Die dichterisch produktivsten Jahre ihres Lebens blieben ihre Jugendjahre. Die meisten ihrer Werke entstanden zwischen 1815 und 1820. Dennoch reichte diese Zeit aus, um die Anerkennung als eine bedeutende religiöse Dichterin zu erlangen. Doch am bekanntesten war und blieb ihr Gedicht »Müde bin ich, geh zur Ruh'«. Das Archiv deutscheslied.com listet über 70 Fundstellen in Liedersammlungen und Schulliederbüchern auf, darunter Bearbeitungen von so namhaften Komponisten wie Johann Abraham Peter Schulz, August Härtel und Friedrich Silcher.
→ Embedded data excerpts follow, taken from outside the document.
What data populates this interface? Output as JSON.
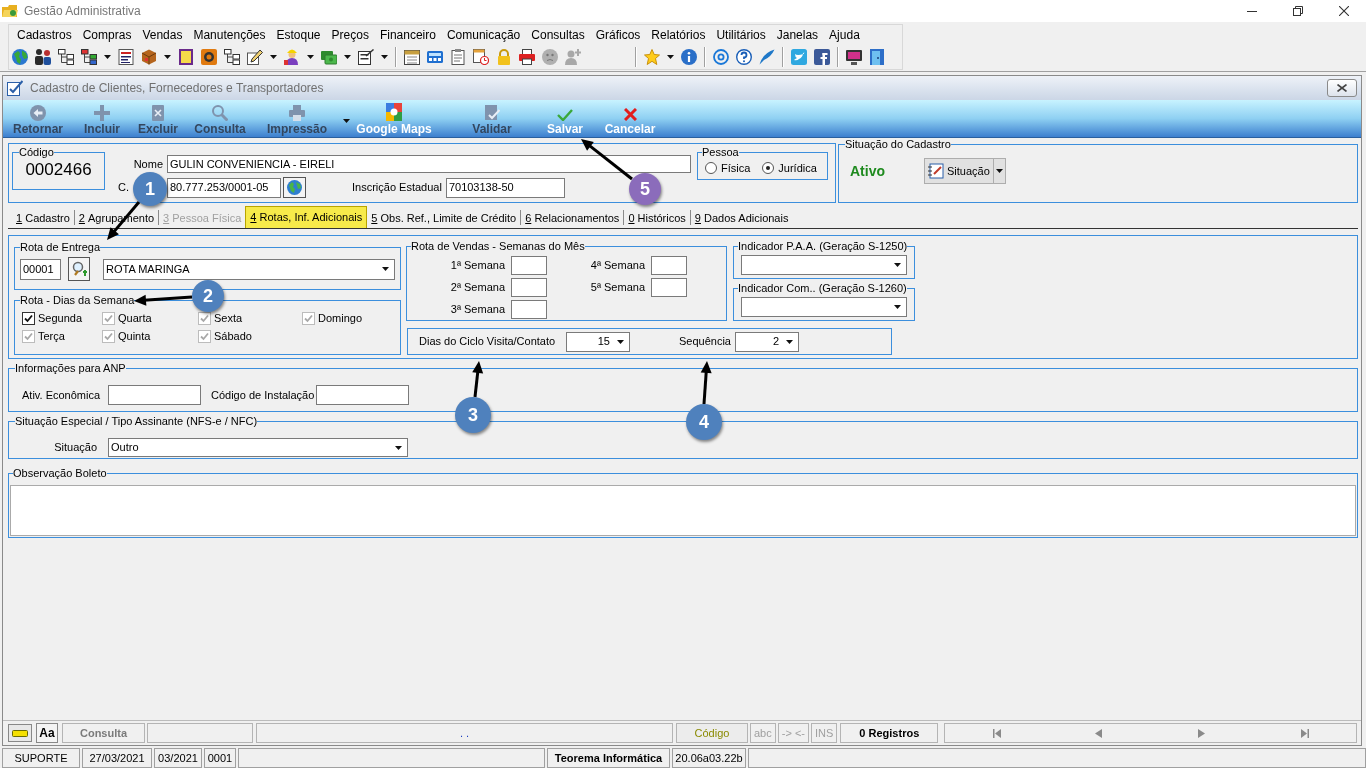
{
  "window": {
    "title": "Gestão Administrativa"
  },
  "menu": [
    "Cadastros",
    "Compras",
    "Vendas",
    "Manutenções",
    "Estoque",
    "Preços",
    "Financeiro",
    "Comunicação",
    "Consultas",
    "Gráficos",
    "Relatórios",
    "Utilitários",
    "Janelas",
    "Ajuda"
  ],
  "form": {
    "title": "Cadastro de Clientes, Fornecedores e Transportadores"
  },
  "toolbar": [
    {
      "label": "Retornar",
      "disabled": true,
      "dropdown": false
    },
    {
      "label": "Incluir",
      "disabled": true,
      "dropdown": false
    },
    {
      "label": "Excluir",
      "disabled": true,
      "dropdown": false
    },
    {
      "label": "Consulta",
      "disabled": true,
      "dropdown": false
    },
    {
      "label": "Impressão",
      "disabled": true,
      "dropdown": true
    },
    {
      "label": "Google Maps",
      "disabled": false,
      "dropdown": false
    },
    {
      "label": "Validar",
      "disabled": true,
      "dropdown": false
    },
    {
      "label": "Salvar",
      "disabled": false,
      "dropdown": false
    },
    {
      "label": "Cancelar",
      "disabled": false,
      "dropdown": false
    }
  ],
  "header": {
    "code_label": "Código",
    "code": "0002466",
    "name_label": "Nome",
    "name": "GULIN CONVENIENCIA - EIRELI",
    "cnpj_label": "C.",
    "cnpj": "80.777.253/0001-05",
    "ie_label": "Inscrição Estadual",
    "ie": "70103138-50",
    "pessoa": {
      "title": "Pessoa",
      "options": [
        {
          "label": "Física",
          "selected": false
        },
        {
          "label": "Jurídica",
          "selected": true
        }
      ]
    }
  },
  "situacao_cadastro": {
    "title": "Situação do Cadastro",
    "value": "Ativo",
    "button": "Situação"
  },
  "tabs": [
    {
      "key": "1",
      "label": "Cadastro",
      "selected": false,
      "disabled": false
    },
    {
      "key": "2",
      "label": "Agrupamento",
      "selected": false,
      "disabled": false
    },
    {
      "key": "3",
      "label": "Pessoa Física",
      "selected": false,
      "disabled": true
    },
    {
      "key": "4",
      "label": "Rotas, Inf. Adicionais",
      "selected": true,
      "disabled": false
    },
    {
      "key": "5",
      "label": "Obs. Ref., Limite de Crédito",
      "selected": false,
      "disabled": false
    },
    {
      "key": "6",
      "label": "Relacionamentos",
      "selected": false,
      "disabled": false
    },
    {
      "key": "0",
      "label": "Históricos",
      "selected": false,
      "disabled": false
    },
    {
      "key": "9",
      "label": "Dados Adicionais",
      "selected": false,
      "disabled": false
    }
  ],
  "rota_entrega": {
    "title": "Rota de Entrega",
    "code": "00001",
    "route": "ROTA MARINGA"
  },
  "dias_semana": {
    "title": "Rota - Dias da Semana",
    "days": [
      {
        "label": "Segunda",
        "checked": true,
        "grayed": false
      },
      {
        "label": "Quarta",
        "checked": true,
        "grayed": true
      },
      {
        "label": "Sexta",
        "checked": true,
        "grayed": true
      },
      {
        "label": "Domingo",
        "checked": true,
        "grayed": true
      },
      {
        "label": "Terça",
        "checked": true,
        "grayed": true
      },
      {
        "label": "Quinta",
        "checked": true,
        "grayed": true
      },
      {
        "label": "Sábado",
        "checked": true,
        "grayed": true
      }
    ]
  },
  "rota_vendas": {
    "title": "Rota de Vendas - Semanas do Mês",
    "weeks": [
      "1ª Semana",
      "4ª Semana",
      "2ª Semana",
      "5ª Semana",
      "3ª Semana"
    ]
  },
  "indicadores": [
    {
      "title": "Indicador P.A.A. (Geração S-1250)"
    },
    {
      "title": "Indicador Com.. (Geração S-1260)"
    }
  ],
  "ciclo": {
    "label": "Dias do Ciclo Visita/Contato",
    "value": "15",
    "sequence_label": "Sequência",
    "sequence": "2"
  },
  "anp": {
    "title": "Informações para ANP",
    "fields": [
      "Ativ. Econômica",
      "Código de Instalação"
    ]
  },
  "situacao_especial": {
    "title": "Situação Especial / Tipo Assinante (NFS-e / NFC)",
    "label": "Situação",
    "value": "Outro"
  },
  "observacao": {
    "title": "Observação Boleto"
  },
  "bottom_bar": {
    "font_button": "Aa",
    "mode": "Consulta",
    "info": ". .",
    "field": "Código",
    "indicators": [
      {
        "label": "abc",
        "active": false
      },
      {
        "label": "-> <-",
        "active": false
      },
      {
        "label": "INS",
        "active": false
      }
    ],
    "records": "0 Registros"
  },
  "status_bar": [
    {
      "text": "SUPORTE",
      "bold": false
    },
    {
      "text": "27/03/2021",
      "bold": false
    },
    {
      "text": "03/2021",
      "bold": false
    },
    {
      "text": "0001",
      "bold": false
    },
    {
      "text": "Teorema Informática",
      "bold": true
    },
    {
      "text": "20.06a03.22b",
      "bold": false
    }
  ],
  "annotations": [
    {
      "label": "1",
      "color": "#4f81bd"
    },
    {
      "label": "2",
      "color": "#4f81bd"
    },
    {
      "label": "3",
      "color": "#4f81bd"
    },
    {
      "label": "4",
      "color": "#4f81bd"
    },
    {
      "label": "5",
      "color": "#8b6cbb"
    }
  ]
}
Doch Müde bin ich, geh zur Ruh' brauchte keine Melodie zur Verbreitung. Vielmehr war es das Geschick, ihre innige und sehnsüchtige Frömmigkeit, den tiefen Glauben und das kindliche Gottvertrauen in ein volkstümlich-populäres Kindergebet zu fassen, dessen Sprache so einfach gehalten ist, dass auch kleinste Kinder sich die Worte merken können.

Kinder können den tieferen Sinn des Gebets noch nicht verstehen. Und dennoch hat ein Nachtgebet auch auf sie eine positive Wirkung. Denn nach einem turbulenten Tag ist es gar nicht so einfach, zur Ruhe zu kommen. Auch wenn es da heißt: »Müde bin ich, geh zur Ruh« - diese Ruhe muss erst einmal einkehren. Bei einem Kind wie auch bei uns Erwachsene.

Die Hektik des Tages treibt uns voran - und lässt uns abends schwer zur Ruhe kommen. Denn körperliche Ruhe bedeutet auch geistige Ruhe: das Abschütteln von Stress und Ängsten aller Art. Nicht umsonst war "zur Ruhe gehen" früher ein Synonym für "Schlafen legen". Man möchte ruhen, sich ausruhen. Dazu kann auch ein kurzes Gebet beitragen. Denn »Müde bin ich, geh' zur Ruh' « - es ist die Zeit dem Körper etwas Ruhe zu gönnen, zu schlafen.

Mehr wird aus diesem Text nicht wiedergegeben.